Las visiones de Cassandra I: El rostro del culpable

Los ojos detrás de la ventana

A la mañana siguiente, Cassandra caminaba rumbo a la escuela con la mochila colgada al hombro. Desde afuera parecía un día común, pero en realidad era distinto: el sobre ya no estaba con ella. Lo había dejado caer en el buzón de la comisaría como quien lanza una piedra al río y espera que las ondas se propaguen.

Su corazón aún latía fuerte, pero obligó a sus pasos a mantener el ritmo habitual. Al llegar a la esquina, en lugar de seguir directo al colegio, se detuvo frente a la vidriera de la panadería. Allí, con el reflejo del cristal como aliado, podía ver la entrada de la comisaría sin llamar la atención.

Esperó. Tenía que asegurarse de que el sobre fuera encontrado.

Los minutos parecieron eternos. Finalmente, vio al sargento Pereyra abrir el buzón y sacar el sobre. Cassandra contuvo el aire, mordiéndose el labio inferior para evitar un gesto de triunfo. Lo habían encontrado.

Desde su escondite improvisado lo observó entrar con el sobre en mano. No podía escuchar lo que pasaba dentro, pero alcanzó a ver por una ventana lateral cómo los oficiales se reunían alrededor de una mesa. Se inclinaban unos sobre otros, hablaban rápido, movían las manos. Entonces lo vio: el comisario Romero levantaba el anillo, envuelto en un pañuelo, y lo examinaba contra la luz.

El corazón de Cassandra se aceleró. Había funcionado.

Su carta no había sido ignorada. Habían tomado en serio la pista.

Pegó más el rostro al vidrio, arriesgándose a ser descubierta. Vio cómo el anillo pasaba de mano en mano, hasta que finalmente lo guardaron en una bolsa transparente. El comisario dio órdenes con voz autoritaria y los demás comenzaron a dispersarse con gesto serio.
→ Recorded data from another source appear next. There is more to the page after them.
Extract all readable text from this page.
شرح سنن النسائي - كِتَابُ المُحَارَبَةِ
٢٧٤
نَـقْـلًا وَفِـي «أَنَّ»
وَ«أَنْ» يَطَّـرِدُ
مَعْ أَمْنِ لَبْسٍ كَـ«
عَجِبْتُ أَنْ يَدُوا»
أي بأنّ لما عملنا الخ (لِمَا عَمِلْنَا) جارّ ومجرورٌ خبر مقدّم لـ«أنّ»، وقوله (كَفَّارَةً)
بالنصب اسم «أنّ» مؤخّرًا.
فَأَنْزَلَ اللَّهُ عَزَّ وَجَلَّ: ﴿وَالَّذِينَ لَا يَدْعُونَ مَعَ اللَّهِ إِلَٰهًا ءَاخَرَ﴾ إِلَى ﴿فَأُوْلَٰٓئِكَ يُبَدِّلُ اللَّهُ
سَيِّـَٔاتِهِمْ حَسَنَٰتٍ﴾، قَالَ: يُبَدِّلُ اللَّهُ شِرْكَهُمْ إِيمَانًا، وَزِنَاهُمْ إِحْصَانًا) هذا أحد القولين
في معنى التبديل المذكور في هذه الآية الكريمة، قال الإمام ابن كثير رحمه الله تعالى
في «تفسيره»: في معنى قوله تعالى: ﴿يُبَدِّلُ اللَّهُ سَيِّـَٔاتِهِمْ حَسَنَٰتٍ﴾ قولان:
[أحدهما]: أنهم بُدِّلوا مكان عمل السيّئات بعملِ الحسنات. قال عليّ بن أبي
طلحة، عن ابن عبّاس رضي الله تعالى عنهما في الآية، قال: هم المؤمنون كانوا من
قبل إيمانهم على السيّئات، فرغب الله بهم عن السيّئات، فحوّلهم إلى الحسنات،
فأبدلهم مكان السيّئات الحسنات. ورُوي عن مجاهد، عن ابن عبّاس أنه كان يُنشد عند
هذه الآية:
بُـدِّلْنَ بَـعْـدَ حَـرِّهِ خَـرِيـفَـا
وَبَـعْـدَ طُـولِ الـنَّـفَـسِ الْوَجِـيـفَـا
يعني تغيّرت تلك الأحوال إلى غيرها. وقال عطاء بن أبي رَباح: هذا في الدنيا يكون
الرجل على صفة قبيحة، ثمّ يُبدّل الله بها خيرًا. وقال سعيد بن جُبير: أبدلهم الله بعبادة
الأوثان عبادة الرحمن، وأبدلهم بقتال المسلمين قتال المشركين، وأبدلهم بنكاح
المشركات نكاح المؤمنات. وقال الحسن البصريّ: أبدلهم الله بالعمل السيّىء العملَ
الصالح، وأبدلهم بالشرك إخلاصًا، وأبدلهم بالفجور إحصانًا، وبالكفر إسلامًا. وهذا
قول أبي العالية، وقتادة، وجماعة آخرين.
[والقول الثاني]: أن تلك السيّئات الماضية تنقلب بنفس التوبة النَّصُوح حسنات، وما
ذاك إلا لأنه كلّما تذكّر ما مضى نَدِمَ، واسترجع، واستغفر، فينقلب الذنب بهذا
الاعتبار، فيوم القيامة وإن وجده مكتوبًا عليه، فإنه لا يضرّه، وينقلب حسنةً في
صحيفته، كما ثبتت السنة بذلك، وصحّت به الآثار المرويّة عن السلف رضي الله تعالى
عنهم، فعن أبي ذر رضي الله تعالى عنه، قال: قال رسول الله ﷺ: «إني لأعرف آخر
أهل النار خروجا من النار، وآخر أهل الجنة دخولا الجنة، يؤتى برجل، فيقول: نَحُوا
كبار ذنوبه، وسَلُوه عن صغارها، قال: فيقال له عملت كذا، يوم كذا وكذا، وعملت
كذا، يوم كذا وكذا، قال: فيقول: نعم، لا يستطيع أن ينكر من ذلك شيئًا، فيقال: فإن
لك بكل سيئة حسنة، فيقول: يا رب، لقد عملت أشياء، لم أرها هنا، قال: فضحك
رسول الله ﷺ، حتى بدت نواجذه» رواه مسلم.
Cassandra tragó saliva. Una certeza la recorrió: había encendido una chispa, y ya no habría marcha atrás.

De inmediato se alejó de la panadería y apuró el paso hacia la escuela, fingiendo prisa por llegar a tiempo. Saludó a una vecina con una sonrisa nerviosa, pero por dentro sentía que flotaba.

Durante todo el día, su mente no dejó de repasar aquella escena: el sobre en manos de Pereyra, los policías atentos, el anillo brillando bajo la luz. Una sonrisa furtiva se dibujó en su rostro.
Lo logré. Me escucharon.

Esa noche, ya en la cama, volvió a reproducirlo todo en su mente. Pero junto a la emoción se filtró el miedo.

Ahora que la policía tenía el anillo, ¿qué pasaría si empezaban a investigar quién lo había enviado? Menos mal que lo había recogido con una bolsa: no encontrarían sus huellas allí. Además… ¿quién sospecharía de una niña? Nadie, ¿verdad?

¿Y si el verdadero asesino descubría que alguien hurgaba en sus secretos? No podía saberlo. No a menos que siguiera la investigación de cerca. Y si lo hacía, vigilaría a la policía… no a ella.

Cassandra cerró fuerte los ojos. Se prometió a sí misma ser más cuidadosa que nunca.

Hugin y Munin habían dado su primer golpe. El juego apenas comenzaba.

Pero sabía que lo que tenía era solo una pieza, y ya no estaba en su poder. Aun así, conservaba lo más importante: las iniciales grabadas en su memoria.
I.R.V.

Tenía que descubrir qué significaban. ¿Un nombre? ¿Un apellido? ¿Algo más?
Y la pregunta más inquietante: ¿por qué Daniel había ido al río?

No tenía sentido, a menos que hubiera ido con alguien. El hombre de su visión era adulto, no un chico de diecisiete años. Había algo que se le escapaba.

—¿Cuándo lo vieron por última vez? —se susurró—. ¿Dónde? ¿Con quién?

Las dudas se agolpaban en su cabeza. Todo sería más fácil si no fuera una niña. Si pudiera meterse de lleno en la investigación.

Pero no tenía elección. Debía hacerlo a escondidas y seguir comunicándose mediante cartas.
Era su única forma de luchar por la verdad.